U.S. Pat. No. 4,411,422 (Solloway) discloses an aquatic exercise device comprising a series of sections having rearwardly extending inner fins and generally V-shaped fins that extend outwardly. The device is intended for use when the foot is immersed in water and moved through the water as a source of resistance. It provides isokinetic exercise.
U.S. Pat. No. 4,930,767 (Hamm) discloses a therapeutic device for relieving tension or spasms in the lower back of the human body. The device comprises a foot engaging part, a band to be wrapped above the knee and a pair of elastic straps extending therebetween. It is similar to the devices of Mikell and of Stermer in principle and operation.

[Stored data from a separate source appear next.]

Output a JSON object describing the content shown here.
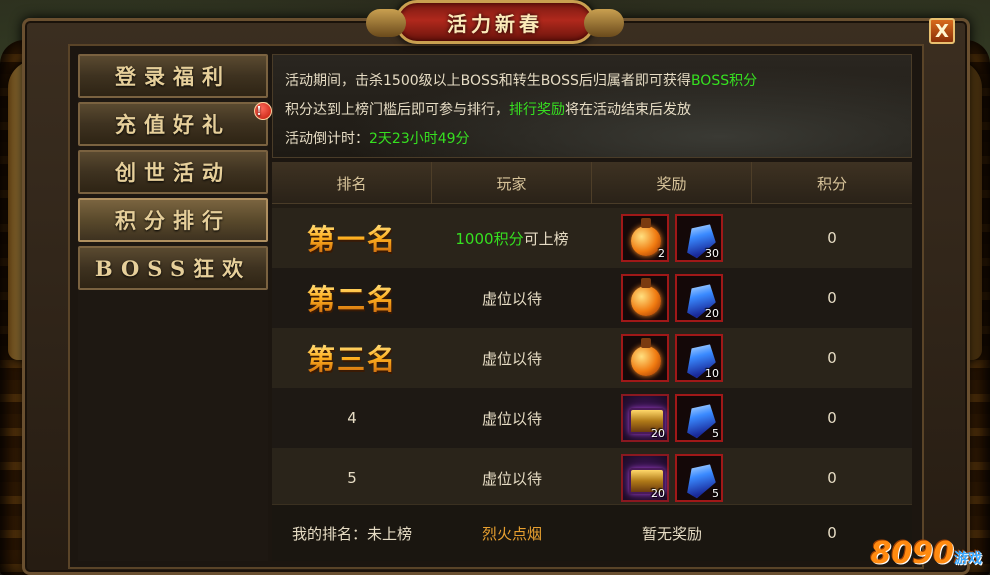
{
  "window": {
    "title": "活力新春",
    "close_label": "X"
  },
  "sidebar": {
    "items": [
      {
        "label": "登录福利",
        "active": false,
        "badge": ""
      },
      {
        "label": "充值好礼",
        "active": false,
        "badge": "!"
      },
      {
        "label": "创世活动",
        "active": false,
        "badge": ""
      },
      {
        "label": "积分排行",
        "active": true,
        "badge": ""
      },
      {
        "label": "BOSS狂欢",
        "active": false,
        "badge": ""
      }
    ]
  },
  "info": {
    "line1_prefix": "活动期间，击杀1500级以上BOSS和转生BOSS后归属者即可获得",
    "line1_highlight": "BOSS积分",
    "line2_prefix": "积分达到上榜门槛后即可参与排行，",
    "line2_highlight": "排行奖励",
    "line2_suffix": "将在活动结束后发放",
    "line3_prefix": "活动倒计时：",
    "line3_highlight": "2天23小时49分"
  },
  "table": {
    "headers": [
      "排名",
      "玩家",
      "奖励",
      "积分"
    ],
    "rows": [
      {
        "rank": "第一名",
        "player_highlight": "1000积分",
        "player_suffix": "可上榜",
        "rewards": [
          {
            "icon": "potion-icon",
            "count": "2"
          },
          {
            "icon": "crystal-icon",
            "count": "30"
          }
        ],
        "score": "0"
      },
      {
        "rank": "第二名",
        "player_highlight": "",
        "player_suffix": "虚位以待",
        "rewards": [
          {
            "icon": "potion-icon",
            "count": ""
          },
          {
            "icon": "crystal-icon",
            "count": "20"
          }
        ],
        "score": "0"
      },
      {
        "rank": "第三名",
        "player_highlight": "",
        "player_suffix": "虚位以待",
        "rewards": [
          {
            "icon": "potion-icon",
            "count": ""
          },
          {
            "icon": "crystal-icon",
            "count": "10"
          }
        ],
        "score": "0"
      },
      {
        "rank": "4",
        "player_highlight": "",
        "player_suffix": "虚位以待",
        "rewards": [
          {
            "icon": "chest-icon",
            "count": "20"
          },
          {
            "icon": "crystal-icon",
            "count": "5"
          }
        ],
        "score": "0"
      },
      {
        "rank": "5",
        "player_highlight": "",
        "player_suffix": "虚位以待",
        "rewards": [
          {
            "icon": "chest-icon",
            "count": "20"
          },
          {
            "icon": "crystal-icon",
            "count": "5"
          }
        ],
        "score": "0"
      }
    ],
    "footer": {
      "my_rank": "我的排名：未上榜",
      "player_name": "烈火点烟",
      "reward": "暂无奖励",
      "score": "0"
    }
  },
  "watermark": {
    "brand": "8090",
    "suffix": "游戏"
  },
  "colors": {
    "highlight_green": "#36e020",
    "rank_gold": "#ffb020",
    "player_amber": "#e8a030"
  }
}
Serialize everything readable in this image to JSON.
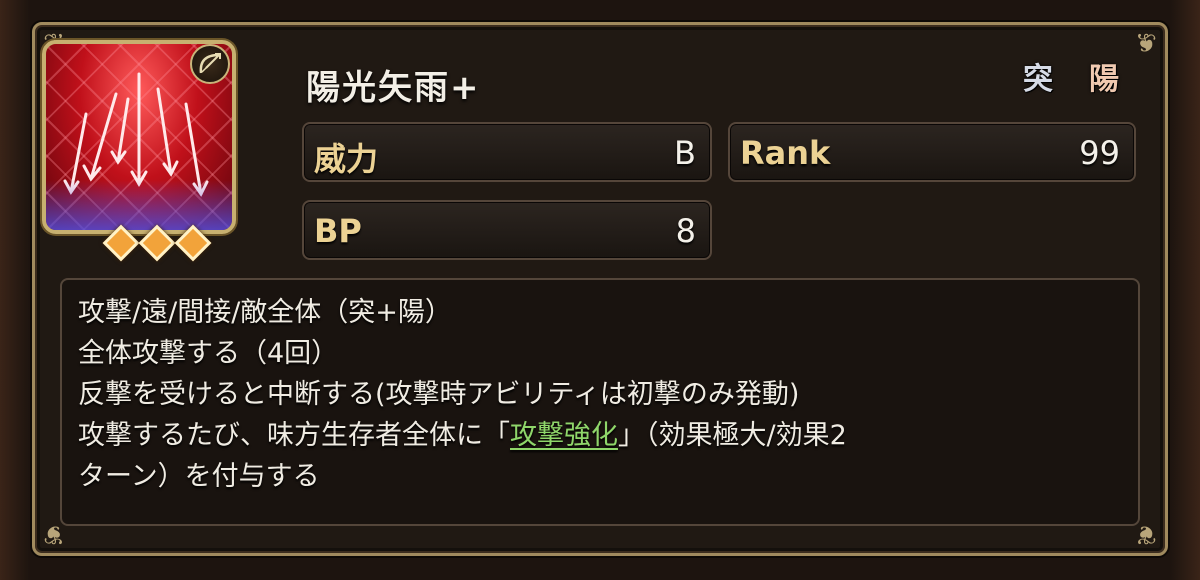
{
  "skill": {
    "name": "陽光矢雨+",
    "icon": "rain-of-arrows-skill-icon",
    "weapon_icon": "bow-icon",
    "rank_diamonds": 3,
    "attributes": [
      {
        "name": "thrust-attribute-icon",
        "glyph": "突"
      },
      {
        "name": "sun-attribute-icon",
        "glyph": "陽"
      }
    ]
  },
  "stats": {
    "power_label": "威力",
    "power_value": "B",
    "rank_label": "Rank",
    "rank_value": "99",
    "bp_label": "BP",
    "bp_value": "8"
  },
  "description": {
    "line1": "攻撃/遠/間接/敵全体（突+陽）",
    "line2": "全体攻撃する（4回）",
    "line3": "反撃を受けると中断する(攻撃時アビリティは初撃のみ発動)",
    "line4_before": "攻撃するたび、味方生存者全体に「",
    "line4_buff": "攻撃強化",
    "line4_after": "」（効果極大/効果2",
    "line5": "ターン）を付与する"
  },
  "colors": {
    "label_gold": "#ecd294",
    "buff_green": "#8fd66a",
    "frame_gold": "#a08a5e"
  }
}
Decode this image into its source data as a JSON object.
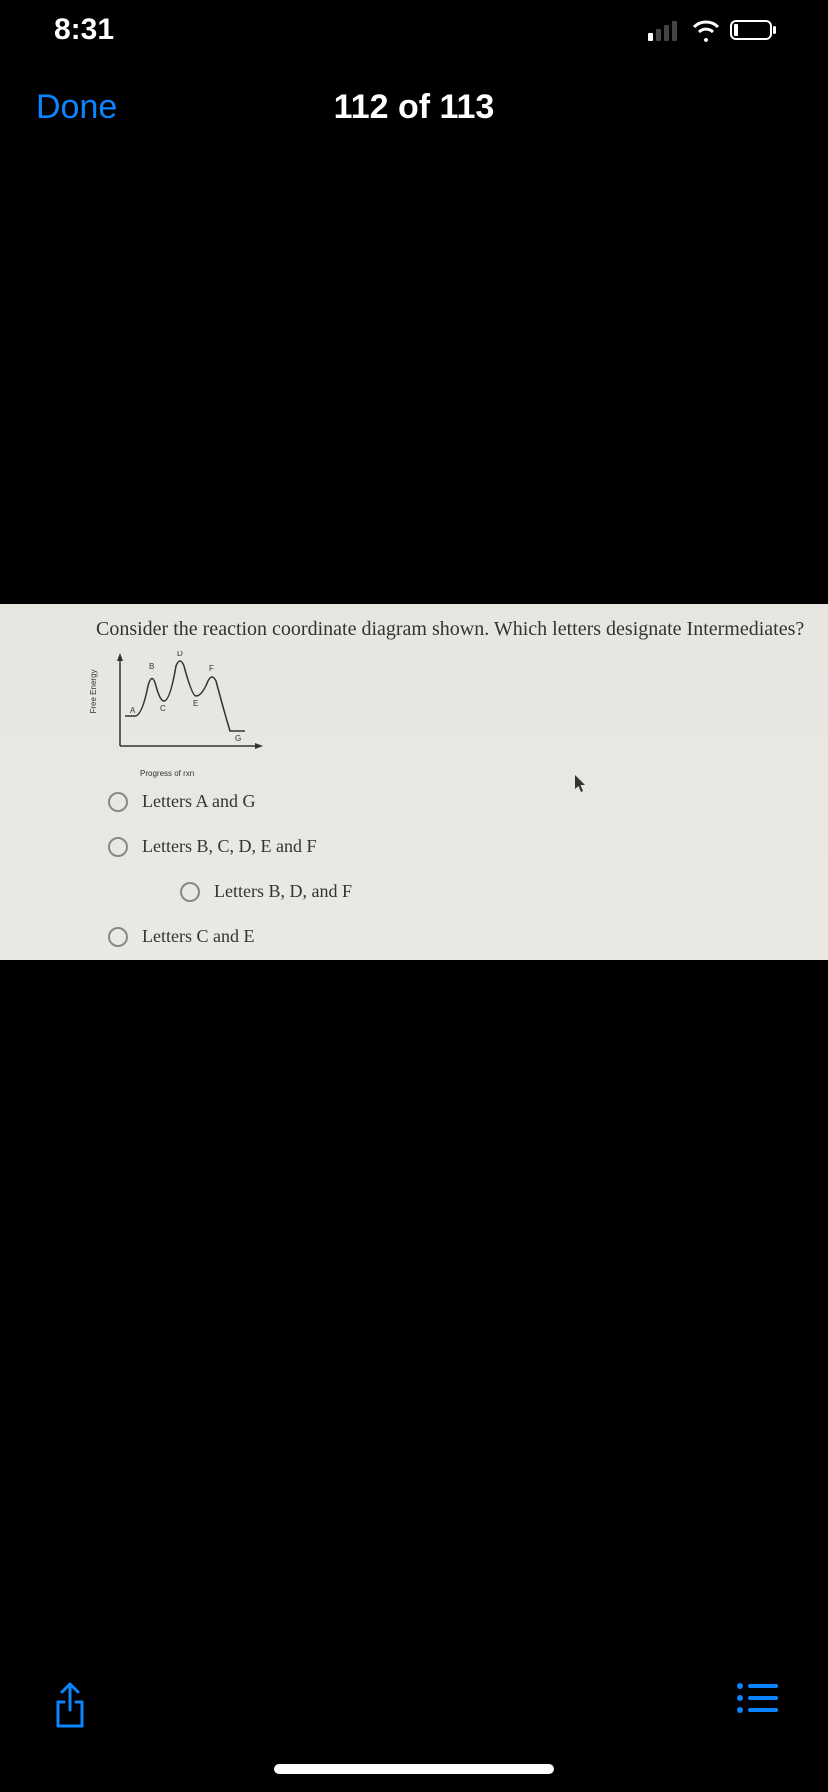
{
  "status_bar": {
    "time": "8:31"
  },
  "nav": {
    "done_label": "Done",
    "page_counter": "112 of 113"
  },
  "question": {
    "prompt": "Consider the reaction coordinate diagram shown.  Which letters designate Intermediates?",
    "diagram": {
      "ylabel": "Free Energy",
      "xlabel": "Progress of rxn",
      "point_labels": [
        "A",
        "B",
        "C",
        "D",
        "E",
        "F",
        "G"
      ]
    },
    "options": [
      "Letters A and G",
      "Letters B, C, D, E and F",
      "Letters B, D, and F",
      "Letters C and E"
    ]
  },
  "chart_data": {
    "type": "line",
    "title": "",
    "xlabel": "Progress of rxn",
    "ylabel": "Free Energy",
    "x": [
      0,
      1,
      2,
      3,
      4,
      5,
      6
    ],
    "values": [
      30,
      55,
      35,
      70,
      40,
      50,
      10
    ],
    "point_labels": [
      "A",
      "B",
      "C",
      "D",
      "E",
      "F",
      "G"
    ],
    "ylim": [
      0,
      80
    ]
  }
}
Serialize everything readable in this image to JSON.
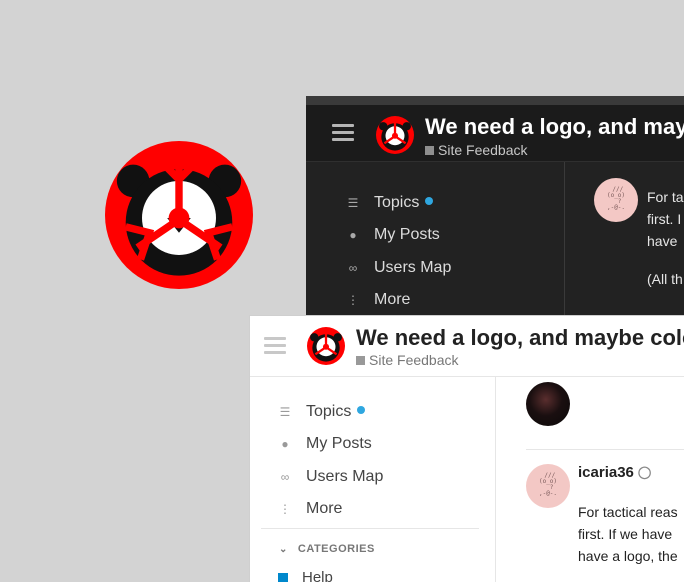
{
  "brand": {
    "logo_name": "site-logo",
    "accent": "#ff0000",
    "logo_dark": "#111111"
  },
  "dark_window": {
    "topic_title": "We need a logo, and may",
    "category": "Site Feedback",
    "nav": [
      {
        "label": "Topics",
        "icon": "layers-icon",
        "unread": true
      },
      {
        "label": "My Posts",
        "icon": "user-icon",
        "unread": false
      },
      {
        "label": "Users Map",
        "icon": "link-icon",
        "unread": false
      },
      {
        "label": "More",
        "icon": "vertical-ellipsis-icon",
        "unread": false
      }
    ],
    "post_lines": [
      "For ta",
      "first. I",
      "have"
    ],
    "post_extra": "(All th"
  },
  "light_window": {
    "topic_title": "We need a logo, and maybe colo",
    "category": "Site Feedback",
    "nav": [
      {
        "label": "Topics",
        "icon": "layers-icon",
        "unread": true
      },
      {
        "label": "My Posts",
        "icon": "user-icon",
        "unread": false
      },
      {
        "label": "Users Map",
        "icon": "link-icon",
        "unread": false
      },
      {
        "label": "More",
        "icon": "vertical-ellipsis-icon",
        "unread": false
      }
    ],
    "categories_heading": "CATEGORIES",
    "category_item": "Help",
    "post": {
      "username": "icaria36",
      "lines": [
        "For tactical reas",
        "first. If we have",
        "have a logo, the"
      ]
    }
  },
  "colors": {
    "unread_dot": "#2fa7e0",
    "category_help": "#0088cc",
    "avatar_pink": "#f3c8c5"
  }
}
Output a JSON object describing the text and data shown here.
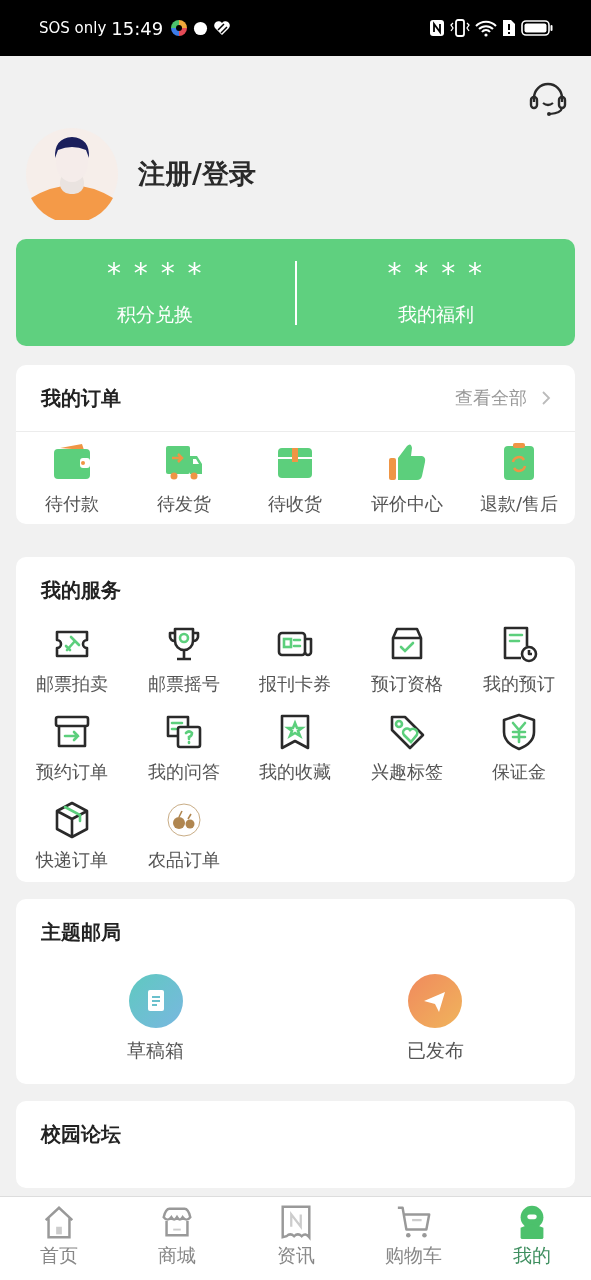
{
  "status_bar": {
    "carrier": "SOS only",
    "time": "15:49"
  },
  "profile": {
    "login": "注册/登录"
  },
  "stats": [
    {
      "value": "* * * *",
      "label": "积分兑换"
    },
    {
      "value": "* * * *",
      "label": "我的福利"
    }
  ],
  "orders": {
    "title": "我的订单",
    "view_all": "查看全部",
    "items": [
      "待付款",
      "待发货",
      "待收货",
      "评价中心",
      "退款/售后"
    ]
  },
  "services": {
    "title": "我的服务",
    "items": [
      "邮票拍卖",
      "邮票摇号",
      "报刊卡券",
      "预订资格",
      "我的预订",
      "预约订单",
      "我的问答",
      "我的收藏",
      "兴趣标签",
      "保证金",
      "快递订单",
      "农品订单"
    ]
  },
  "theme_post_office": {
    "title": "主题邮局",
    "items": [
      "草稿箱",
      "已发布"
    ]
  },
  "forum": {
    "title": "校园论坛"
  },
  "tab_bar": [
    {
      "label": "首页",
      "selected": false
    },
    {
      "label": "商城",
      "selected": false
    },
    {
      "label": "资讯",
      "selected": false
    },
    {
      "label": "购物车",
      "selected": false
    },
    {
      "label": "我的",
      "selected": true
    }
  ]
}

At the other end of the rehabilitation spectrum are devices such as that disclosed in U.S. Pat. No. 4,452,447 (Lepley and LaCroix) which discloses a floor-mounted ankle exercising device. The device comprises a frame holding a foot plate which is capable of motion in three perpendicular axes. The motion is controlled by a series of hydraulic cylinders which are in turn controlled by a series of hydraulic valves operated by a series of controls mounted on a vertical extension of the frame. The device permits isokinetic exercise but it is large, complex, and expensive.
There is thus a need for a device which isolates and isokinetically exercises the ankle and subtalar joint complex simply and relatively inexpensively.